New York City unveiled the first of 25 free solar charging stations for mobile phones on Tuesday, installed in response to Superstorm Sandy, which wiped out power and forced residents to walk miles to charge their phones.
The Street Charge stations are New York Mayor Michael Bloomberg’s latest answer to flaws in infrastructure and operations exposed by the historic storm that ripped into the East Coast in October 2012 and left about 900,000 New York City dwellers and millions of others in the region without power.
Located throughout the city’s five boroughs, the charging stations are part of a public-private partnership with AT&T, according to a news release. Powered by solar panels, they will work day or night, in sun or shade, the statement said.
Six ports in each station will allow the public to charge phones, tablets and other devices even if the city’s power is out, the statement said.
In the first days after the storm, some of the city’s residents walked miles to line up and charge their electronic devices. The city then set up mobile charging stations and generators in the blacked-out areas of New York, which inspired the idea of creating solar-powered charging stations for everyday use.
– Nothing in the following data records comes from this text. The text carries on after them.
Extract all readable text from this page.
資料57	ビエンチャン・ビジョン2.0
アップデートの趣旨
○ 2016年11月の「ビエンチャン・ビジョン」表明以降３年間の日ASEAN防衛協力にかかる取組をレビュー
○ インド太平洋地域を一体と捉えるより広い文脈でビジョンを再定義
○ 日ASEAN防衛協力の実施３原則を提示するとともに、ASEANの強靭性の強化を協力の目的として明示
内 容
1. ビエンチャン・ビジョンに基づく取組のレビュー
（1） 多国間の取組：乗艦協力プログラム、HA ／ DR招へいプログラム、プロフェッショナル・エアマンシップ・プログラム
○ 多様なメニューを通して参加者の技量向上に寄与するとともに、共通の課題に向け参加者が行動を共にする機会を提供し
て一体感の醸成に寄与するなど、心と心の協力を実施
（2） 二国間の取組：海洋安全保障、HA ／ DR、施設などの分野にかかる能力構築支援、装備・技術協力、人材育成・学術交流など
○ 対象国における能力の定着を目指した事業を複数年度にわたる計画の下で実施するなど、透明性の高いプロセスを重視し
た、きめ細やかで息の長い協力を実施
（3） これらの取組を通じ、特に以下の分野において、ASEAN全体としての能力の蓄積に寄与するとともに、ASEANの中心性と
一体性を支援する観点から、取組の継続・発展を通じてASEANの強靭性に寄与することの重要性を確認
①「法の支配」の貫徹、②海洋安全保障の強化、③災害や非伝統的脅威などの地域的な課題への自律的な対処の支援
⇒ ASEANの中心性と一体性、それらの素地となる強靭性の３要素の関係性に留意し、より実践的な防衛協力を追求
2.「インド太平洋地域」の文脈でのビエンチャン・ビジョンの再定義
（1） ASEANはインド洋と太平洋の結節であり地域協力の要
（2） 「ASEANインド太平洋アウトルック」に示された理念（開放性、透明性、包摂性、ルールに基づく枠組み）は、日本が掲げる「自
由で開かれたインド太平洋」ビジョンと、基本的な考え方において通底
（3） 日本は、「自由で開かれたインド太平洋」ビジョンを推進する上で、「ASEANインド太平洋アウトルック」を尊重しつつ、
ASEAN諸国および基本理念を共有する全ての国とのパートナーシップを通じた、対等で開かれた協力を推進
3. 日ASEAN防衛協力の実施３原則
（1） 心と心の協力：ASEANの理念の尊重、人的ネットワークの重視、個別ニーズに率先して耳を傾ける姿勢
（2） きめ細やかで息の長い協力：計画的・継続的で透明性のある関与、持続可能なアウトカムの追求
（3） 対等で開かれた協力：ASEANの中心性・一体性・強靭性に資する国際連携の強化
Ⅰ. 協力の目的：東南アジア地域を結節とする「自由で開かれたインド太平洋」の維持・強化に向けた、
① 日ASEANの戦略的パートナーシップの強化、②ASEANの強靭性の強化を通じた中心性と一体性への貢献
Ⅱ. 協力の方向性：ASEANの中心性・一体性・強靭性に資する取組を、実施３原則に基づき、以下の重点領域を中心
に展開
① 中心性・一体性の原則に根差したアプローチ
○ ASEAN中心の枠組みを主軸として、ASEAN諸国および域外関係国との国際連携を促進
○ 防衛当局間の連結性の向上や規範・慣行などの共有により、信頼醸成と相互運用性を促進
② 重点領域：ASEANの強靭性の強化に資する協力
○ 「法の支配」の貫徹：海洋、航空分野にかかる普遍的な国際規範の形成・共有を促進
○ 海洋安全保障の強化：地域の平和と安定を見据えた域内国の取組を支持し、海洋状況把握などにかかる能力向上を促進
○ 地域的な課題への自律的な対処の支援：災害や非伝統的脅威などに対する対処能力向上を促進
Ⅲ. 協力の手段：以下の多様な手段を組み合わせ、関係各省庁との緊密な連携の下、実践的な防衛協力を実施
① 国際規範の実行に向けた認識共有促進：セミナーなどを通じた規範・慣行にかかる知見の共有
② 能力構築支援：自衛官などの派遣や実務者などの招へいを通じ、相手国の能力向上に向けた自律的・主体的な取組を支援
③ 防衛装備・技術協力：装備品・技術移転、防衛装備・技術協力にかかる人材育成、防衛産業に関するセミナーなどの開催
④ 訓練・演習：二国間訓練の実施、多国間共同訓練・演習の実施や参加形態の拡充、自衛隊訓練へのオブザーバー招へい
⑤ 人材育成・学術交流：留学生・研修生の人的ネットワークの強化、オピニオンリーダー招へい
Street Charge units were put to work this week in Union Square in Manhattan, Fort Greene Park in Brooklyn and on Governor’s Island, with more opening by the end of the summer, the statement said.
AT&T is paying for the 25 stations, with the city bearing no cost, Marissa Shorenstein, president of AT&T’s New York office, told Reuters.
Sandy brought a record 14-foot storm surge to lower Manhattan and inflicted an estimated $19 billion in damages on the city. The storm, which claimed more than 130 lives in the United States and Canada, left more than 8 million homes and businesses along the East Coast in the dark.